The counts at the hunter check stations represent a sampling of the harvest and do not represent the complete number of animals taken.

Hunters are required to stop at game check stations they encounter, even if they have not harvested an animal.

Montana’s general big-game hunting season began Oct. 20 and ends Nov. 25.

Hunters are reminded that mule deer buck hunting in the North Fisher portion of Hunting District 103 near Libby is permit-only.

Elk hunting is brow-tined bull only in Region 1. Spike elk are not legal game.

Hunters are encouraged to check the Montana hunting regulations for the district they plan to hunt before hitting the field.

This year there are new regulations and carcass transport restrictions surrounding the threat of chronic wasting disease.
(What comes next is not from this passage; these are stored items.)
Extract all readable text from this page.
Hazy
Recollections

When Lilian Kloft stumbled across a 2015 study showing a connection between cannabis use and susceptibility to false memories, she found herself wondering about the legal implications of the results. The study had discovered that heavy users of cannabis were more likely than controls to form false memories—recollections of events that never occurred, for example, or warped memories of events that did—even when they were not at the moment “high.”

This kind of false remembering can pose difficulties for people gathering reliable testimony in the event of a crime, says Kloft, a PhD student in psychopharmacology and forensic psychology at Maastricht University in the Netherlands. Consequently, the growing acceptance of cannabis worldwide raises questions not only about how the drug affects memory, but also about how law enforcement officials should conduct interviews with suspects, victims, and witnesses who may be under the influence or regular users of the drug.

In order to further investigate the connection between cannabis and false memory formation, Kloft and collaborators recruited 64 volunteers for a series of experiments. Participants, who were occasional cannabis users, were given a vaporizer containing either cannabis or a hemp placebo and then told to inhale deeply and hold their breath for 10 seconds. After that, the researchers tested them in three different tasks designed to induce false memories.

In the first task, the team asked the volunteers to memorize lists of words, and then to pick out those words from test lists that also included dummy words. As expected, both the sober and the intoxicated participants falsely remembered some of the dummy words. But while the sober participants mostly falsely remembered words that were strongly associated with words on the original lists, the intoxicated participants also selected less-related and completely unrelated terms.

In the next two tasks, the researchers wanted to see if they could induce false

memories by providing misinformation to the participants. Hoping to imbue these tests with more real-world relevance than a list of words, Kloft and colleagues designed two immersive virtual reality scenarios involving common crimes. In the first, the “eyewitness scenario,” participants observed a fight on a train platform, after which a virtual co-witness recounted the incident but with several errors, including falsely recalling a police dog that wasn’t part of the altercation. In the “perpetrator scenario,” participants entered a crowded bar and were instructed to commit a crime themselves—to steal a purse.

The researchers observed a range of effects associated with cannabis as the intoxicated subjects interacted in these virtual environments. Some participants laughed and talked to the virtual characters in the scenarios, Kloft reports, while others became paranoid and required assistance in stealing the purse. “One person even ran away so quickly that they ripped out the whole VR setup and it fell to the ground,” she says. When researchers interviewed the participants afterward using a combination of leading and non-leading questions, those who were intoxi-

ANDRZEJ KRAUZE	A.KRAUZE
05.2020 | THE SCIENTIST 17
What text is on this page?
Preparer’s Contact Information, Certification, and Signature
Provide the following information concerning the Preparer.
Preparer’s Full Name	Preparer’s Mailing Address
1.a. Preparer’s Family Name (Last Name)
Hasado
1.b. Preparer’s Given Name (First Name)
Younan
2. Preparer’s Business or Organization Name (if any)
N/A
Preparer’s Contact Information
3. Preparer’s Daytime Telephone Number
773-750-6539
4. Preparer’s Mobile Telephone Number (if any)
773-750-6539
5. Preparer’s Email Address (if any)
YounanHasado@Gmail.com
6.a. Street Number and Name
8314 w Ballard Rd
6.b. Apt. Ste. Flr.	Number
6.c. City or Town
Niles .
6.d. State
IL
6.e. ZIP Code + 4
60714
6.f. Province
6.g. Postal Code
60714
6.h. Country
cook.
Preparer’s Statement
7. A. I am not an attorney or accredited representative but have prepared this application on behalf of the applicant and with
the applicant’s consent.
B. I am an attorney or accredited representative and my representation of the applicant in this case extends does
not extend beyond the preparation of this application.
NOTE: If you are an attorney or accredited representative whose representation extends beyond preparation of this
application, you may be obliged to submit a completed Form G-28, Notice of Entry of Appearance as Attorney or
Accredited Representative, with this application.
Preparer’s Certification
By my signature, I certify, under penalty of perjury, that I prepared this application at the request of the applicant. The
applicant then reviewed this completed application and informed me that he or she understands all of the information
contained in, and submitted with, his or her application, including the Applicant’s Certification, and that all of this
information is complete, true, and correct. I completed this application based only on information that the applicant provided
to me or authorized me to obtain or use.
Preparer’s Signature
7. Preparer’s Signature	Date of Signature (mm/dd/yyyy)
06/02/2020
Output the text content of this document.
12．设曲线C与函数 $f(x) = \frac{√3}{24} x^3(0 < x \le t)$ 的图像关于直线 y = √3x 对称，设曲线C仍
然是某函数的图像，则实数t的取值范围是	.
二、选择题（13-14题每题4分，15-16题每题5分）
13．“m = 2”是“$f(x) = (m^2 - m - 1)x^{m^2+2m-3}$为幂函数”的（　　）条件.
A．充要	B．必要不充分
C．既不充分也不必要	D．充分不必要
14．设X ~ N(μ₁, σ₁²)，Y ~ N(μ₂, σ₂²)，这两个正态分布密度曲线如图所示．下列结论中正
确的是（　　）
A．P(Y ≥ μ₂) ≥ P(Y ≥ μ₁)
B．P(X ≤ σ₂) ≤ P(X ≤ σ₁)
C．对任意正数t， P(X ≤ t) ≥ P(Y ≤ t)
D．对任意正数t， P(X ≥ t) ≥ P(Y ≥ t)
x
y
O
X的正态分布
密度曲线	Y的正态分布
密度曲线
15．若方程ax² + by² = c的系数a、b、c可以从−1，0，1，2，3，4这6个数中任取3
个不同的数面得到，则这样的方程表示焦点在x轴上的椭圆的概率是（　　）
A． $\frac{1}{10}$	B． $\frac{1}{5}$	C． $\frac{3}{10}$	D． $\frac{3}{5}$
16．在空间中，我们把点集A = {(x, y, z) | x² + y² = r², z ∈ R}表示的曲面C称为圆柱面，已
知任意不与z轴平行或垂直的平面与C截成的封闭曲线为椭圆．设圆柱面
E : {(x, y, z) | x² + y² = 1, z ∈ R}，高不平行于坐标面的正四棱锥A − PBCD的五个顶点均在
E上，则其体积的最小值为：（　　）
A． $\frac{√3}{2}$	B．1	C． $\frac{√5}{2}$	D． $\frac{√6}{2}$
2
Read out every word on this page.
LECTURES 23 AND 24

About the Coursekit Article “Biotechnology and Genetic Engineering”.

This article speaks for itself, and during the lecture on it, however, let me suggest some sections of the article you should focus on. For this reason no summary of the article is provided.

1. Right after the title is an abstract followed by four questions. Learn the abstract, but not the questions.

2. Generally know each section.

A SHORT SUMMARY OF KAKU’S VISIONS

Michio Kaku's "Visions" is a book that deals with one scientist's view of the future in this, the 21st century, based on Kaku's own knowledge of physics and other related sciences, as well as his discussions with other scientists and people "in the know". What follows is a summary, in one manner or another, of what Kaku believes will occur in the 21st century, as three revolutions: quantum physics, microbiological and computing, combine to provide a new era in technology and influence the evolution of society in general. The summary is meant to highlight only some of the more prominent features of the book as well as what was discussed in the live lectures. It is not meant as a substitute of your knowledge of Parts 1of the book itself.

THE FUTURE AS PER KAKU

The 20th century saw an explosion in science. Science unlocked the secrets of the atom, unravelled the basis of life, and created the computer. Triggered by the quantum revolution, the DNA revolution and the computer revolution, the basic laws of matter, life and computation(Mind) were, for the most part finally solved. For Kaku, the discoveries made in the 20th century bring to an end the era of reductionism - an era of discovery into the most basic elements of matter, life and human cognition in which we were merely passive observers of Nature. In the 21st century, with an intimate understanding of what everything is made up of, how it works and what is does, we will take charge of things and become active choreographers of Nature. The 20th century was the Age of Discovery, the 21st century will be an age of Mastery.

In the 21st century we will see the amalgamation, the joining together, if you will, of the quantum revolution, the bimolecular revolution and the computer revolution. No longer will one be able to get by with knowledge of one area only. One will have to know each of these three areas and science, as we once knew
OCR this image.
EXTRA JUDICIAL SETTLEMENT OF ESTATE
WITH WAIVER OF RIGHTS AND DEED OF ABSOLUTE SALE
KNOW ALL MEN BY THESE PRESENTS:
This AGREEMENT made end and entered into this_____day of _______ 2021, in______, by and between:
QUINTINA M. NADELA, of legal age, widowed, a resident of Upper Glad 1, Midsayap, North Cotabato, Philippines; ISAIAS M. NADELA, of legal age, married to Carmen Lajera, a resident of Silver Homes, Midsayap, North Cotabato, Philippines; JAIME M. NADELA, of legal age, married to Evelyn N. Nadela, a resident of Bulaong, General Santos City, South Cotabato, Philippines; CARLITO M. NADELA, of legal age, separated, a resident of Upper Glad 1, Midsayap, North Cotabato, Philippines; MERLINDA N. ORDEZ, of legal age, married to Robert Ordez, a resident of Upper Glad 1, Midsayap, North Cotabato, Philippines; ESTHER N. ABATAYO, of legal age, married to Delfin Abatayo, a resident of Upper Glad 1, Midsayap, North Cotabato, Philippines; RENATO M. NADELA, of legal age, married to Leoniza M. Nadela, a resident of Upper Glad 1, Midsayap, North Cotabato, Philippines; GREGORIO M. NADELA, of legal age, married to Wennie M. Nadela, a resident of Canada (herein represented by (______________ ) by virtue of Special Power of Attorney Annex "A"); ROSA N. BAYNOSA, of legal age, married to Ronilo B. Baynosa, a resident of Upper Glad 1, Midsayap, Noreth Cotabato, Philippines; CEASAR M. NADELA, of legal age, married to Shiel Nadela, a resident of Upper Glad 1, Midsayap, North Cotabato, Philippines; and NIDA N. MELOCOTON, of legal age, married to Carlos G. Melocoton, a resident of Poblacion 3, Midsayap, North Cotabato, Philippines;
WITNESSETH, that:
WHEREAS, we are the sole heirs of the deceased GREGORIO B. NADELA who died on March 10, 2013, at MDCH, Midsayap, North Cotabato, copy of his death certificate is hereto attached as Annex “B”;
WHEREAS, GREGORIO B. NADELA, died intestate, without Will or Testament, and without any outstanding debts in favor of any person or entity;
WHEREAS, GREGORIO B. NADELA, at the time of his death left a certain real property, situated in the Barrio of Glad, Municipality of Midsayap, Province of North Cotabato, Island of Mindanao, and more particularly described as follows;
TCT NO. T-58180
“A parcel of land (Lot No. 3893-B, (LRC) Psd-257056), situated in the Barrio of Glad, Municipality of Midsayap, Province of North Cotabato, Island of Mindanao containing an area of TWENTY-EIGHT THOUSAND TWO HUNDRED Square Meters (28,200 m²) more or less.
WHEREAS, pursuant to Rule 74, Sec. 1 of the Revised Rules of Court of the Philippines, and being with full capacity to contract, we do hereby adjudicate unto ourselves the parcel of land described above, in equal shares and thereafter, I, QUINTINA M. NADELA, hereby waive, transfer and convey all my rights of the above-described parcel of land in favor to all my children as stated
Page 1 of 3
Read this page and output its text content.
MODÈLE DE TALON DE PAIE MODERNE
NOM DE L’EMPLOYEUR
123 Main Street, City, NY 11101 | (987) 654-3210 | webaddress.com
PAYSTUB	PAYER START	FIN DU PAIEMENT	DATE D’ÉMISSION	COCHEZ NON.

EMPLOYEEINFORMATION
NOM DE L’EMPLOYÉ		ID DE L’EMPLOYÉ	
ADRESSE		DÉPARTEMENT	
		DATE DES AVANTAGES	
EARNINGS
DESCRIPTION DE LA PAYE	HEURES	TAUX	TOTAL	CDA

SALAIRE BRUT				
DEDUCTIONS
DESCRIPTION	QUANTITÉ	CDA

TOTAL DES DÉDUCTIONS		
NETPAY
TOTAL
Because of the discovery of CWD, Montana Fish, Wildlife and Parks has established CWD positive areas and transport restriction zones in both parts of the state where the disease was found.

With the detection of an additional suspect in Liberty County, the CWD positive areas were increased to all of Liberty County, and in Carbon County east of U.S. Highway 212 and the Roberts-Cooney Road to the Wyoming border. FWP established broader transport restriction zones to help prevent the spread of the disease. A TRZ is one or more counties, or portions of counties, that contain a CWD positive area.

To prevent the spread of CWD, no brain or spinal column material from animals taken in the CWD positive area are allowed outside the transport restriction zones. For more info, visit FWP’s CWD information page.

Hunters are also reminded to properly dispose of carcasses. Once an animal with CWD dies, any part of the carcass can transmit the disease for at least two years. Safely dispose of all animal parts in solid waste landfills to help keep our local herds clean of CWD.